Kyoto (the beast that spawned carbon credits), is, you'll no doubt recall, coming to an end. Look for a number of players to say, "The hell with it."

"If anyone is not burning fossil fuels right now, they are POOR PEOPLE. "

That is so: fossil fuels are expensive. The world's poor burn wood, dung, things like that. Google "Asian brown cloud".

Elaine Meinel Supkis

JSmith, you are talking about how I used to live in the tent complex.

And the smug attitudes here: eventually people living in unsustainable houses in America will learn about how the other half of humanity lives. No airconditioning, for starters.

JSmith

"JSmith, you are talking about how I used to live in the tent complex."

No, I'm not. And you know I'm not.

There is just a bit of difference between not using airconditioning and cooking chapatties over a fire of dried cow dung which one has gathered from the streets of Kolkata. And burning wood in a stove of even moderate efficiency is different from burning it in an open fire.

Did you google "Asian brown cloud"? A great deal of pollution comes from burning biomass, and the people who do live by burning biomass have lots more to worry about than carbon offsets.

Pollution is a first-world concern, not a third-world concern. The problem is that pollution is much more a third-world problem.

DeVaul

I did once read about the enormous about of smoke produced by all the clay ovens in India cooking chappatis and rice and whatever. Still, they are at least just trying to survive.

They are not dumping huge truckloads of toxic waste from making plastic toys into a nearby river where it will poison innocent children. That is first world type pollution, and it is produced by first world type people, not subsistence farmers.

A bit different.

JSmith

"I did once read about the enormous about of smoke produced by all the clay ovens in India cooking chappatis and rice and whatever."

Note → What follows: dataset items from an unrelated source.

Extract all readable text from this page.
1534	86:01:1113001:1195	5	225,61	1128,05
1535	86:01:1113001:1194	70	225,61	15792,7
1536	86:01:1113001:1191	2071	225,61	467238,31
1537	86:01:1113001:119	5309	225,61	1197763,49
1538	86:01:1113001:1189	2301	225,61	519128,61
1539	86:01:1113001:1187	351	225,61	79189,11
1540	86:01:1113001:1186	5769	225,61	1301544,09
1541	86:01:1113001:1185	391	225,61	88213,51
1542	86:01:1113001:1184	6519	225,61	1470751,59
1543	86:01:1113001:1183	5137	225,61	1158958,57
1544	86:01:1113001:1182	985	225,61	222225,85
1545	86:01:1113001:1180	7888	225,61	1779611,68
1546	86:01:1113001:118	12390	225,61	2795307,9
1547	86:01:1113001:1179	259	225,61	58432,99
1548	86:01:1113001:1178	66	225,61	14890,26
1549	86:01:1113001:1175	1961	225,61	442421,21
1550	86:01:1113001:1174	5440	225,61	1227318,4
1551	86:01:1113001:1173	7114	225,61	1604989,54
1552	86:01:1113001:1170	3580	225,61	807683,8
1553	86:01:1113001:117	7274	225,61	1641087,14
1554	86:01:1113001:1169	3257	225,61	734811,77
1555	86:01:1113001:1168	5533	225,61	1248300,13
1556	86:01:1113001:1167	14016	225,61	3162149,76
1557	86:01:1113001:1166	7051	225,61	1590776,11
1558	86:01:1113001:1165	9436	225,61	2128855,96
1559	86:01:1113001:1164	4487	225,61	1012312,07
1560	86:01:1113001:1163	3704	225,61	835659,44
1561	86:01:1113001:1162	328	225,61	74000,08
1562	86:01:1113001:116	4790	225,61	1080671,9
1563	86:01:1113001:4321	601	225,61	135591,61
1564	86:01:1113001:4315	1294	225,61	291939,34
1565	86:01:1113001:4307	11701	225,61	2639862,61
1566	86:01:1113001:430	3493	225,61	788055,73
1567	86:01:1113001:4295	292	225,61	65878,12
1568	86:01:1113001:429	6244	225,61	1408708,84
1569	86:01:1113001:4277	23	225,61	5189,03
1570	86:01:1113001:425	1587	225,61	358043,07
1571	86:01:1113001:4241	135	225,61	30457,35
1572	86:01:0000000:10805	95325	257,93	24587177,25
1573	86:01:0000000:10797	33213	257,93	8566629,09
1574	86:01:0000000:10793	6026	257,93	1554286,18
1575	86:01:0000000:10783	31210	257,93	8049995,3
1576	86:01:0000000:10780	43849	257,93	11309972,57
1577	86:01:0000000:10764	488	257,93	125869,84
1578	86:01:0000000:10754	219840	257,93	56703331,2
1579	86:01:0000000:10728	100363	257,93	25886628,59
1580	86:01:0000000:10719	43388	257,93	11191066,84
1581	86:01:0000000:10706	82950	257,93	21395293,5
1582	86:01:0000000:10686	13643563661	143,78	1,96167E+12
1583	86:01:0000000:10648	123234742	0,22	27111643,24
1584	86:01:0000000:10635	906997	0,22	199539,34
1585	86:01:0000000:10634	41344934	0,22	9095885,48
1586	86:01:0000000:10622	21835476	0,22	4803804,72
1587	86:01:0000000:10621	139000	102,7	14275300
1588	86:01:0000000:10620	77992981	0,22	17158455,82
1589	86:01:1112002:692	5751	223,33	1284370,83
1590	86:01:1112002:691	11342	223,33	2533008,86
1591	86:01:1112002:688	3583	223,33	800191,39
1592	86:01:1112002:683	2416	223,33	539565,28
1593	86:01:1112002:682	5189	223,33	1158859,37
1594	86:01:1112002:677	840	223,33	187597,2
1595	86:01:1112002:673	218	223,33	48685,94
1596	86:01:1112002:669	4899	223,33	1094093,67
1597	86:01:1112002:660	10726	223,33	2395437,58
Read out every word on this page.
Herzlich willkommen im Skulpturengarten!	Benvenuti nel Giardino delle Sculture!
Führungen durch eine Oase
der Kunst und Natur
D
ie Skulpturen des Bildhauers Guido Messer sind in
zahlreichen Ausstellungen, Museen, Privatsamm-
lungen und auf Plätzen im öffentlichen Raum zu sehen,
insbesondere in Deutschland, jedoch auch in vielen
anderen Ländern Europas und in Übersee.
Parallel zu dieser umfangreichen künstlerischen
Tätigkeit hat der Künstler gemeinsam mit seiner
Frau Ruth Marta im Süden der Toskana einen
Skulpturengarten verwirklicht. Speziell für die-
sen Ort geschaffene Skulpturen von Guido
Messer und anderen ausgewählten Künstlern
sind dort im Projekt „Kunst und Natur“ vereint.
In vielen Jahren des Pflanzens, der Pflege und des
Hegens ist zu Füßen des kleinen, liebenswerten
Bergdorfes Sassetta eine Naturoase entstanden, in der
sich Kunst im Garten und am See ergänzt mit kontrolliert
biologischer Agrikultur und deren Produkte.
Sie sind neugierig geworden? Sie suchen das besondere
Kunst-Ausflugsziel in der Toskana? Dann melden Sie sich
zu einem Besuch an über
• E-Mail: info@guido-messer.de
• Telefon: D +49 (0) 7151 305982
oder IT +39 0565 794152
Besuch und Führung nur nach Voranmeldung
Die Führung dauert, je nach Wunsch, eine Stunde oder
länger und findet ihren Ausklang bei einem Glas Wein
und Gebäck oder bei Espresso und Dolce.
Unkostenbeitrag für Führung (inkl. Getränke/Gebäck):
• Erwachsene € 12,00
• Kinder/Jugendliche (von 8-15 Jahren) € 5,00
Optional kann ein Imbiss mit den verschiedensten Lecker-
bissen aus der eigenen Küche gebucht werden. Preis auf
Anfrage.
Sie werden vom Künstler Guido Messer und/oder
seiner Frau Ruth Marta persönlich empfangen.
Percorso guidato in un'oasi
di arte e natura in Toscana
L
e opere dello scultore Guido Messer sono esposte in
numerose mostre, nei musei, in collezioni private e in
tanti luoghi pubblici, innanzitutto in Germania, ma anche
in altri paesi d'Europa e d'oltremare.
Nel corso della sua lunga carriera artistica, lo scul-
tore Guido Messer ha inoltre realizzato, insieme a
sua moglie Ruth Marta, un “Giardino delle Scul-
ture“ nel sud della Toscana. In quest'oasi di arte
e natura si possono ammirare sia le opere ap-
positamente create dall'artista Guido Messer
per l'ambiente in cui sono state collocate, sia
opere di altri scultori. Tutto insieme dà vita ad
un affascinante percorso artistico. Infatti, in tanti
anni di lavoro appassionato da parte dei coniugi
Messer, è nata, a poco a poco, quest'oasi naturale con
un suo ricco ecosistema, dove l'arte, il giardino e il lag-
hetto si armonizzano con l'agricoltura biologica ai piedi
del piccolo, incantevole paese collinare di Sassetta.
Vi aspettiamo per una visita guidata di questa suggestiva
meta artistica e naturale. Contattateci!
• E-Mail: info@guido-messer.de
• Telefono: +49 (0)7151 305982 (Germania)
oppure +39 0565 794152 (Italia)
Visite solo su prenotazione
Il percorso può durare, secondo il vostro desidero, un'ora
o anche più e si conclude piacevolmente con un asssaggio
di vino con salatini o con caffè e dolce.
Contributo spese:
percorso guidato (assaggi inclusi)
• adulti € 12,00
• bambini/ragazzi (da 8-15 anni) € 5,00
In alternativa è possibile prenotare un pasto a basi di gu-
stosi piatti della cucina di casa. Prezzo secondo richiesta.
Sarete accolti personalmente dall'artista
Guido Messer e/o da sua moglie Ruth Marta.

There's that, and also slash-and-burn agriculture as practiced in Indonesia, the Amazon basin, etc.

"Still, they are at least just trying to survive."

Which is why no one wants to say anything about it. It's not politically correct to criticise the third world; it is politically correct to criticise the first world.

>A bit different.

Yes, in that atmospheric pollution does not remain in its country of origin.